Ephemeral container support went into beta in 1.23, and is now enabled by default with super recent Kubernetes releases. This nifty feature allows you to spin up a container of your choosing alongside an existing container. Here is an example that creates an Ubuntu container, and attaches it (by placing it in the coredns PIDs namespaces) to a shell-less coredns pod:
$ kubectl debug -n kube-system -it coredns-64897985d-tn4tb --target=coredns --image=ubuntu
Targeting container "coredns". If you don't see processes from this container
it may be because the container runtime doesn't support this feature.
Defaulting debug container name to debugger-vx6mk.
If you don't see a command prompt, try pressing enter.

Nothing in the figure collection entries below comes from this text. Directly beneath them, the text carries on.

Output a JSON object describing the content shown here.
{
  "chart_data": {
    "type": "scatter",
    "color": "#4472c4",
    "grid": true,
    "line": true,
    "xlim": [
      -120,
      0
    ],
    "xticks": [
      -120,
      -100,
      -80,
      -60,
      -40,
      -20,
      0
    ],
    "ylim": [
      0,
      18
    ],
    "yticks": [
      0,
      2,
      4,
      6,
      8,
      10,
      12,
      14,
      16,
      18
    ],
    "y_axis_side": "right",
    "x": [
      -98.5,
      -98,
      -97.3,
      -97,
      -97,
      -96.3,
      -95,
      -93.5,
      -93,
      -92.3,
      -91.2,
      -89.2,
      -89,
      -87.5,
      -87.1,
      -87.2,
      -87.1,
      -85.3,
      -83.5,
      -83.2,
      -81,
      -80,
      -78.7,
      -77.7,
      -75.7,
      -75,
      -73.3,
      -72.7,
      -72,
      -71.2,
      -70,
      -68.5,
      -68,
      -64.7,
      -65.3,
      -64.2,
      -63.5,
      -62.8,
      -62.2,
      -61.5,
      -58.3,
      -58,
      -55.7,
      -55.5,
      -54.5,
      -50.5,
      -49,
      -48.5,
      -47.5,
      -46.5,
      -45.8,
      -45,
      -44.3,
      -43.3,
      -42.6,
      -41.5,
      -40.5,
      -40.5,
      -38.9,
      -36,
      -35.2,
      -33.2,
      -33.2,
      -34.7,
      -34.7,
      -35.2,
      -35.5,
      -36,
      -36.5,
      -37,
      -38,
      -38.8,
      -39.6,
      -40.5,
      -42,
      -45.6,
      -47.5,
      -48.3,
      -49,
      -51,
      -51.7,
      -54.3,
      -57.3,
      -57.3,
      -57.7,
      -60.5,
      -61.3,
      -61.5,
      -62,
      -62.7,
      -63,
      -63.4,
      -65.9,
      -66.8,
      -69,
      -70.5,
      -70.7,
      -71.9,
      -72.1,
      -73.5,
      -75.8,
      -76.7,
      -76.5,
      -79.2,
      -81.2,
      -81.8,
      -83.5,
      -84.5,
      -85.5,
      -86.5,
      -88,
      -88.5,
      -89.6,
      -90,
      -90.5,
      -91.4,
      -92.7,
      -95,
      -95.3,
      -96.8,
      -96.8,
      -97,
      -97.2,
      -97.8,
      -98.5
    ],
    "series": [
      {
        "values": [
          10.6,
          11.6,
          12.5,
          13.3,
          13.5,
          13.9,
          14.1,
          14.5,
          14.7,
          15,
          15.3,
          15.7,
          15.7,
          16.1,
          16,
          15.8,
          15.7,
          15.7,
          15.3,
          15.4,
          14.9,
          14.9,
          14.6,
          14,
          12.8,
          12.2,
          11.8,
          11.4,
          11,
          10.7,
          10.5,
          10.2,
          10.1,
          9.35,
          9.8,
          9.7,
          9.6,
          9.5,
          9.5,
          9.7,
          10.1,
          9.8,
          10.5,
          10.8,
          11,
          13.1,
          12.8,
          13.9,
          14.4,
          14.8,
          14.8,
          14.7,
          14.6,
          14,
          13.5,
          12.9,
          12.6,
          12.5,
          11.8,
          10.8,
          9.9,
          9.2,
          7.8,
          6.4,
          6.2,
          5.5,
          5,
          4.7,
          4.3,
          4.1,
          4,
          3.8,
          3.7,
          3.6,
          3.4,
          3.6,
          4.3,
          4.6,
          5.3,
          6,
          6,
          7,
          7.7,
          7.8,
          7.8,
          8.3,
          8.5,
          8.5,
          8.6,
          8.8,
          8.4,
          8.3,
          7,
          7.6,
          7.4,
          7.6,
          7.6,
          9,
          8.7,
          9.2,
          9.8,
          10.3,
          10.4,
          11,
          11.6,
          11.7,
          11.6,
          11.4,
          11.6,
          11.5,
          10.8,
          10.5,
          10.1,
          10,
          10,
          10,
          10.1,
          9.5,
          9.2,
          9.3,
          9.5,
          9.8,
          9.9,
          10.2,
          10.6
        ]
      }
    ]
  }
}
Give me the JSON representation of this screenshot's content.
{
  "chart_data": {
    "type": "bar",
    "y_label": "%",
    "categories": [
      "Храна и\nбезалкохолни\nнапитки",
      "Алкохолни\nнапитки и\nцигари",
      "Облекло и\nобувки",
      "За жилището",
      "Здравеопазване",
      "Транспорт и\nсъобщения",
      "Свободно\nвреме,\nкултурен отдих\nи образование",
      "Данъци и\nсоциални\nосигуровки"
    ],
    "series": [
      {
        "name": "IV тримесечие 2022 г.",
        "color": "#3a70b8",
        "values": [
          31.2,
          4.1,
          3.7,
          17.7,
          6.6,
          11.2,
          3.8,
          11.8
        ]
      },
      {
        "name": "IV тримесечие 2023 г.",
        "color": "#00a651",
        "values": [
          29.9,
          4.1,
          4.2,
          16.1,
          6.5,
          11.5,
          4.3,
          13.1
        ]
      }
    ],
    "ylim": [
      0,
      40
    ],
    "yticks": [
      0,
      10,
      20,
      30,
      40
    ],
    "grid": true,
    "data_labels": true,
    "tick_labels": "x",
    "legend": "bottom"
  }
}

root@coredns-64897985d-tn4tb:/# ps auxwww
USER PID %CPU %MEM VSZ RSS TTY STAT START TIME COMMAND
root 1 0.2 0.5 750840 43488 ? Ssl 14:29 0:01 /coredns -conf /etc/coredns/Corefile
root 22 0.3 0.0 4248 3380 pts/0 Ss 14:39 0:00 bash
root 37 0.0 0.0 5900 2916 pts/0 R+ 14:39 0:00 ps auxwww
root@coredns-64897985d-tn4tb:/# dlv attach 1
Once you are in the debug container, you can install software, load up debuggers, etc. to get to the bottom of your issue. This is especially handy when you remove a problematic pod from a service so it no longer receives traffic. This allows you to debug in isolation, and without the time constraints that are usually associated with broken applications. Super cool feature!